An interactive multi-user operating system, UNIX was initially developed by programmers for their own use. Working for Bell Laboratories, Ken Thompson and Dennis Ritchie created UNIX as an operating system for the PDP-7 computer. Designed as a simplification of an operating system named Multics, UNIX was developed in Assembly language, a primitive computer language specific to one type of machine (Osiris, 1). However, Thompson developed a new programming language "B" which Ritchie enhanced to "C", and in 1973 this was used to rewrite UNIX which lended the OS portability (Linux Intl. , 1).
The original design philosophy for UNIX was to distribute functionality into small parts, the programs (Theochem, 1). In this way, functionality could be achieved by combining the small parts (programs) in new ways. Moreover, if a new program were to appear, it could be integrated into the system. UNIX was slow to catch on outside of academic institutions but soon was popular with businesses as well. The first five versions were part of an internal research effort of Bell Labs, and it was not until the sixth version, called UNIX Timesharing Sixth Edition V, that UNIX was widely distributed (Osiris, 1).

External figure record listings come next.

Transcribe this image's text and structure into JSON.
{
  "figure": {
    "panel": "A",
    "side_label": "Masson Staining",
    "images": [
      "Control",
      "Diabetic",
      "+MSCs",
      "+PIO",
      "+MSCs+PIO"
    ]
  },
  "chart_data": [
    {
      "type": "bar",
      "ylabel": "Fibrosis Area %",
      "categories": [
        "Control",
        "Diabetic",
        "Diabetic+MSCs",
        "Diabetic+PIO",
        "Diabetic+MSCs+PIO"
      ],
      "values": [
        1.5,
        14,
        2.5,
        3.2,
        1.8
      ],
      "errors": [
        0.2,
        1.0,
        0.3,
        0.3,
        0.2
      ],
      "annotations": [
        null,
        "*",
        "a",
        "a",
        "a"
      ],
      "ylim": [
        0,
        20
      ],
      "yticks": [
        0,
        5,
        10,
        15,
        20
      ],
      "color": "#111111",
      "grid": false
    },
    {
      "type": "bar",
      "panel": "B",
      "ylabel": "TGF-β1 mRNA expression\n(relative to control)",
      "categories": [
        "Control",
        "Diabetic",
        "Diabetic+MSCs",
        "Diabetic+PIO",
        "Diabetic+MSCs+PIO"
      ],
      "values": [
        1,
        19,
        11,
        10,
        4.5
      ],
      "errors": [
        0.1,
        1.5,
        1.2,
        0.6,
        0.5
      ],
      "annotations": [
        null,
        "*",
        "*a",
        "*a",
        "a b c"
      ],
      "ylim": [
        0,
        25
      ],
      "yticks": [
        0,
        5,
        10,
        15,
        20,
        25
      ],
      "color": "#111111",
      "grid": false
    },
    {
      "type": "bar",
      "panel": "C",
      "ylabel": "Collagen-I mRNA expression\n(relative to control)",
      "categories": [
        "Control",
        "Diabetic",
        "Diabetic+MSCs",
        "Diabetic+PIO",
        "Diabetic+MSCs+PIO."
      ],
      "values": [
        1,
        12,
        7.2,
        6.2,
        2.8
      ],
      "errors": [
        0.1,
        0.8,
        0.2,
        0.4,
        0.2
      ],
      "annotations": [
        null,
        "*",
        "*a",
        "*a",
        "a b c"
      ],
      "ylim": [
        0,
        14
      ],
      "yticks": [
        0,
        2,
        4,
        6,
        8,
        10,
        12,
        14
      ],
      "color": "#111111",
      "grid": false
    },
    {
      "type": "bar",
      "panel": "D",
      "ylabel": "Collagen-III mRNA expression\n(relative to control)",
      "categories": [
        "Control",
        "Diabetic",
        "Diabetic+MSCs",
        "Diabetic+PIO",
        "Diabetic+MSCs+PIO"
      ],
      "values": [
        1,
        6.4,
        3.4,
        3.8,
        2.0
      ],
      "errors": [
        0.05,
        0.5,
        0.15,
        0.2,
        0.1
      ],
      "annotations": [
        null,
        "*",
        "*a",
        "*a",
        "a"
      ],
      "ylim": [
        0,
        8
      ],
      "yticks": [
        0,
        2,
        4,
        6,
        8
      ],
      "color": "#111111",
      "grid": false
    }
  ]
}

Relatively recent developments are graphical interfaces (GUI) such as MOTIF, X Windows and Open View. UNIX has two major versions. One, jointly developed by UNIX Systems Laboratories (USL) and by AT&T researchers together with Bell Labs, generically known as System V, is the commercial version and is the most widely distributed by major manufacturers. The second, developed by the University of Berkley and Berkley Software Distribution (BSD), is the educational version and is completely focused on research. The USL version is now on its fourth release, or SVR4, while BSD"s latest version is 4.
However, there are many different versions of UNIX besides these two. The operating system has been licensed to several manufacturers who in turn developed their own versions of UNIX, based on System V or BSD, but adding new characteristics. Most versions of UNIX developed by software companies are derived from one of the two groupings and, recent versions of UNIX actually incorporate features from both of them. However, UNIX has had an unregulated history with over 200 versions (Berson, 16) existing today.
The UNIX system is made up of three primary components, the kernel, the shell, and the utilities (which includes the file system). The central part of the OS, the kernel is the first program to start when the system is turned on and the last program to do anything when the system is halted. In addition to scheduling tasks, it manages data/file access and storage, enforces security mechanisms and performs all hardware access. The name "KERNEL" represents the fact that it is a program designed as a central nucleus, around which other functions of the system were added.
The heart of the operating system, it not only interacts directly with the system"s hardware, but presents each user with a prompt, interprets commands typed by a user, executes user commands and supports a custom environment for each user. The two most common shells are the Bourne shell, default for the System V, and the C-shell used mainly with the BSD version (Osiris, 1). The utilities consist of file management (rm, cat, ls, rmdir, mkdir), user management (passwd, chmod, chgrp), process management (kill, ps) and printing (lp, troff, pr).